Among the 50 patients with a primary tumor detected on ¹⁸F-FDG PET/CT, the SUV_max, SUV_peak, MTV and TLG values (mean ± SD) of the primary tumor were 22.3±10.5 g/ml, 14.5±7.0 g/ml, 5.1±5.5 cm³ and 73.7±88.8 g, respectively. SUV_max was significantly correlated with SUV_peak (P<0.01), while TLG was correlated with SUV_max (P<0.01), SUV_peak (P<0.01) and MTV (P<0.01), as shown in Fig. 2. The associations between the clinical parameters and the ¹⁸F-FDG-uptake parameters are shown in Table II. Clinical T classification was significantly correlated with all ¹⁸F-FDG-uptake parameters (P<0.01), while clinical stage was correlated with SUV_max (P<0.05), SUV_peak (P<0.02) and TLG (P<0.02). The surgery group exhibited significantly greater MTV (P<0.01) and TLG (P<0.02) values.

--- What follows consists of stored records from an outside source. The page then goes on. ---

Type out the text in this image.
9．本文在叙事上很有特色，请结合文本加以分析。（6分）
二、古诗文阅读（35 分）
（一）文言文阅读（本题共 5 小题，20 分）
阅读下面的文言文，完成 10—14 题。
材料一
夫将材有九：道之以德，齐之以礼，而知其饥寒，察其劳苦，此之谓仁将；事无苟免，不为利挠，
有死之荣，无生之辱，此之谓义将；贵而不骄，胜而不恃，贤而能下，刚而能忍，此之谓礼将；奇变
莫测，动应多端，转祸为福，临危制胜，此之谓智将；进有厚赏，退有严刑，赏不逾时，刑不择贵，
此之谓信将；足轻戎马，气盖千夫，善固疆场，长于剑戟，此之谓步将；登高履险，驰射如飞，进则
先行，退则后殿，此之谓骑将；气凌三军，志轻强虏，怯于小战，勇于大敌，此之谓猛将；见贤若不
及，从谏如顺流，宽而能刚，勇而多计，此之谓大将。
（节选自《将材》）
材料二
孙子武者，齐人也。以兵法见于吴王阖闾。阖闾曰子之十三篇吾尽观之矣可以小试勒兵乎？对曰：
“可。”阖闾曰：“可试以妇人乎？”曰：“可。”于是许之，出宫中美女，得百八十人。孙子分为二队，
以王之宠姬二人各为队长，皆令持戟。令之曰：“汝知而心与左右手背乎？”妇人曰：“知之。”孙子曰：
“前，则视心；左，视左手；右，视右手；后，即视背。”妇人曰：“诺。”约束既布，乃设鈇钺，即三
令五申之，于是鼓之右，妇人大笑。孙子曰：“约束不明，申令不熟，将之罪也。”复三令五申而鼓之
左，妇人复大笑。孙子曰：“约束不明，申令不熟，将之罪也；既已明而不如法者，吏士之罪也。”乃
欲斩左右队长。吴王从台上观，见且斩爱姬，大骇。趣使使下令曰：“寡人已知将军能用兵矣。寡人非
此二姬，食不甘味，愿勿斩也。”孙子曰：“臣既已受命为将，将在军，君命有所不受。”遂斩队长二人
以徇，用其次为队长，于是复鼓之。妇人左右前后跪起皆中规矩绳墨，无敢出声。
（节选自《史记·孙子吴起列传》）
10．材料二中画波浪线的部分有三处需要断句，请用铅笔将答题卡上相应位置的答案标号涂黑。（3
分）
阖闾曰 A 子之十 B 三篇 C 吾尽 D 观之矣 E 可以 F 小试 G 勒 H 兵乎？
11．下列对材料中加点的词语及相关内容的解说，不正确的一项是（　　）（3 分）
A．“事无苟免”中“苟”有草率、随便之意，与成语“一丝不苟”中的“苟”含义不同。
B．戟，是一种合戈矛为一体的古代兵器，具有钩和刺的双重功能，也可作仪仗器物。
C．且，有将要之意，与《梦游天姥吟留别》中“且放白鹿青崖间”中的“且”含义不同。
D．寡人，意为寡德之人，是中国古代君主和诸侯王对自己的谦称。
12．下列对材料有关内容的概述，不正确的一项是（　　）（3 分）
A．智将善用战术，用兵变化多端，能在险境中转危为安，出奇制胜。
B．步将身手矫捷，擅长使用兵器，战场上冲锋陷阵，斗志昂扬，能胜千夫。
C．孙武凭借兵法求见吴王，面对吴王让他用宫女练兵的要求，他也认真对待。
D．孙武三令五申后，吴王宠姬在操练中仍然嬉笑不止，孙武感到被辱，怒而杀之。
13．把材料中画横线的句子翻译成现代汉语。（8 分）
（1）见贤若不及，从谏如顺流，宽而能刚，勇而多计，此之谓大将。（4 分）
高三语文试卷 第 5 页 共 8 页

TLG was significantly correlated with tumor thickness (P<0.01) and depth of invasion (P<0.03), and MTV was correlated with pathological tumor volume (P<0.02), as shown in Fig. 3.

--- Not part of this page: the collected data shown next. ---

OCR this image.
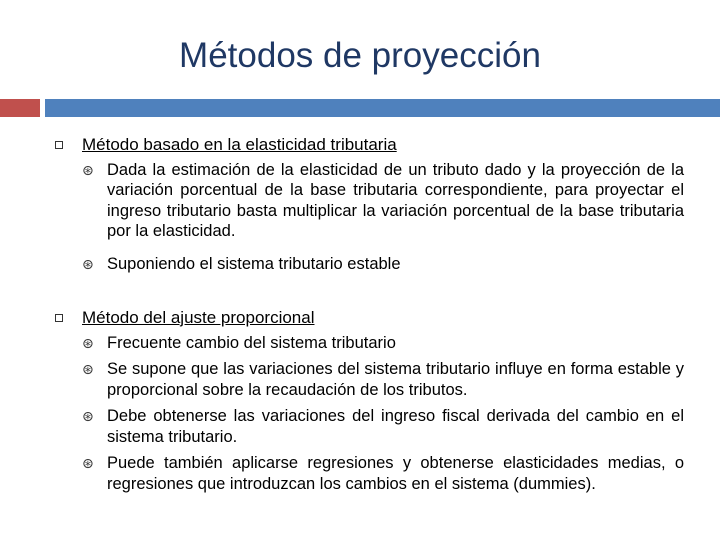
Métodos de proyección
Método basado en la elasticidad tributaria
⊛ Dada la estimación de la elasticidad de un tributo dado y la proyección de la variación porcentual de la base tributaria correspondiente, para proyectar el ingreso tributario basta multiplicar la variación porcentual de la base tributaria por la elasticidad.
⊛ Suponiendo el sistema tributario estable
Método del ajuste proporcional
⊛ Frecuente cambio del sistema tributario
⊛ Se supone que las variaciones del sistema tributario influye en forma estable y proporcional sobre la recaudación de los tributos.
⊛ Debe obtenerse las variaciones del ingreso fiscal derivada del cambio en el sistema tributario.
⊛ Puede también aplicarse regresiones y obtenerse elasticidades medias, o regresiones que introduzcan los cambios en el sistema (dummies).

At the end of the study, the mean ± SD follow-up periods among all patients, the 39 patients who remained alive (73.6%) and the 14 patients who had succumbed (26.4%) was 33.5±13.8, 37.7±12.7 and 21.6±8.8 months, respectively. A total of 13 patients (24.5%) succumbed to HPSCC. In total, 16 (30.2%) exhibited LR. Of these 16 patients, 11 underwent radical surgery. Overall, 12 patients (22.6%) exhibited DM (lung, n=9; mediastinum, n=1; lung and mediastinum, n=1; and hip, n=1), and the mean ± SD period between ¹⁸F-FDG-PET/CT and DM was 12.0±4.9 months. Among all the patients, the 3-year OS, LRFS and DMFS rates were 72.7, 71.5 and 76.4%, respectively. In total, 15 patients (28.3%), who were diagnosed with second primary cancer received radical treatment.

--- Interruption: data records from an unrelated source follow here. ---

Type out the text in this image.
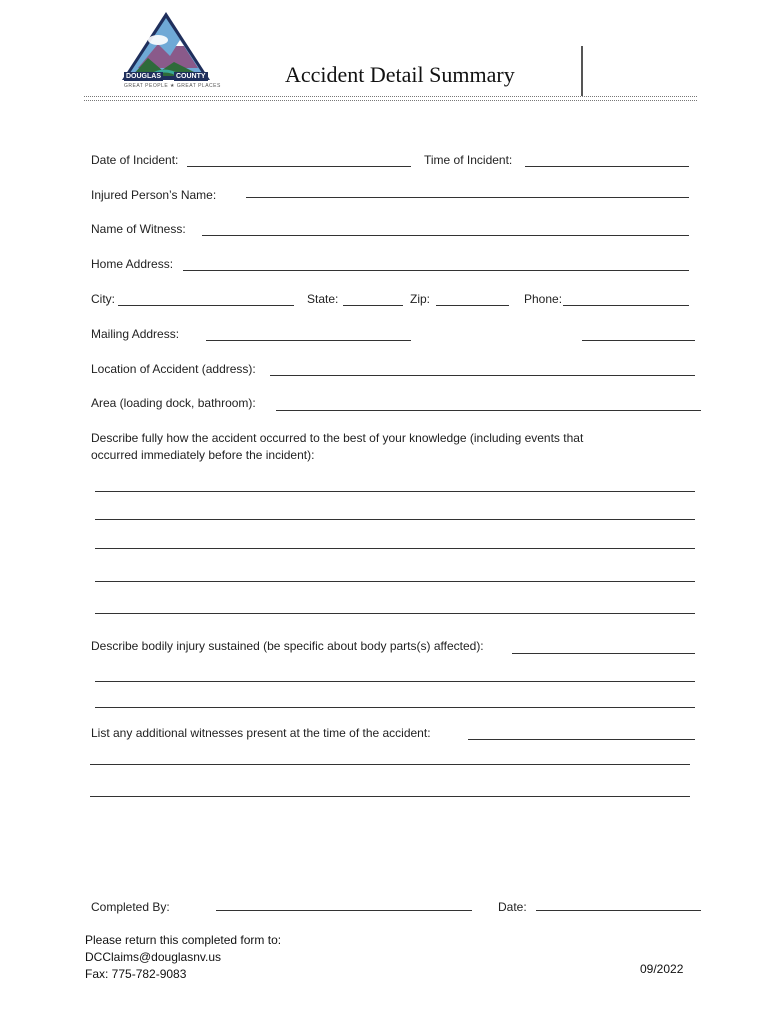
DOUGLAS COUNTY
GREAT PEOPLE ★ GREAT PLACES	Accident Detail Summary
Date of Incident:	Time of Incident:
Injured Person’s Name:
Name of Witness:
Home Address:
City:	State:	Zip:	Phone:
Mailing Address:
Location of Accident (address):
Area (loading dock, bathroom):
Describe fully how the accident occurred to the best of your knowledge (including events that
occurred immediately before the incident):
Describe bodily injury sustained (be specific about body parts(s) affected):
List any additional witnesses present at the time of the accident:
Completed By:	Date:
Please return this completed form to:
DCClaims@douglasnv.us
Fax: 775-782-9083	09/2022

Applying the method described previously (8,9), various ¹⁸F-FDG uptake parameter cutoff values were tested using the log-rank test in OS analysis. The cutoff values with the lowest P-values were used in these analyses: SUV_max=28.5, SUV_peak=19, MTV=12 and TLG=42. It was found that SUV_max ≥28.5 (P<0.04), SUV_peak ≥19 (P<0.05), MTV ≥12 (P<0.03) and TLG ≥42 (P<0.01) could significantly differentiate the shorter survival group. Univariate analyses of OS, LRFS and DMFS are shown in Table III. MTV ≥12 (P<0.03) and TLG ≥42 (P<0.01) were significantly correlated with poorer DMFS.

Upon multivariate analysis with adjustment for clinical T category (clinical T1-3/clinical T4) and treatment group (surgery/RT), the patients with SUV_max ≥28.5 exhibited significantly poorer OS (P<0.03), and TLG ≥42 was significantly correlated with shorter OS (P<0.03) and DMFS (P<0.01) times. Multivariate analysis of OS and DMFS are shown in Table IV. Kaplan-Meier curves for OS (SUV_max ≥28.5 and SUV_max <28.5), and OS and DMFS (TLG ≥42 and TLG <42) are shown in Fig. 4. In the multiple survival analysis with adjustment for clinical T category (clinical T1-3/T4) and treatment group (surgery/RT), FDG-uptake parameters were not significantly assocaited with LRFS (SUV_max ≥28.5: Hazard ratio (HR), 1.88, 95% confidence interval (CI), 0.51–12.1, P=0.38; SUV_peak ≥19: HR, 1.92, 95% CI, 0.53–12.3, P=0.35; MTV≥12: HR, 1.27, 95% CI, 0.14–27.4, P=0.84; TLG≥12: HR, 1.14, 95% CI, 0.37–3.33, P=0.81).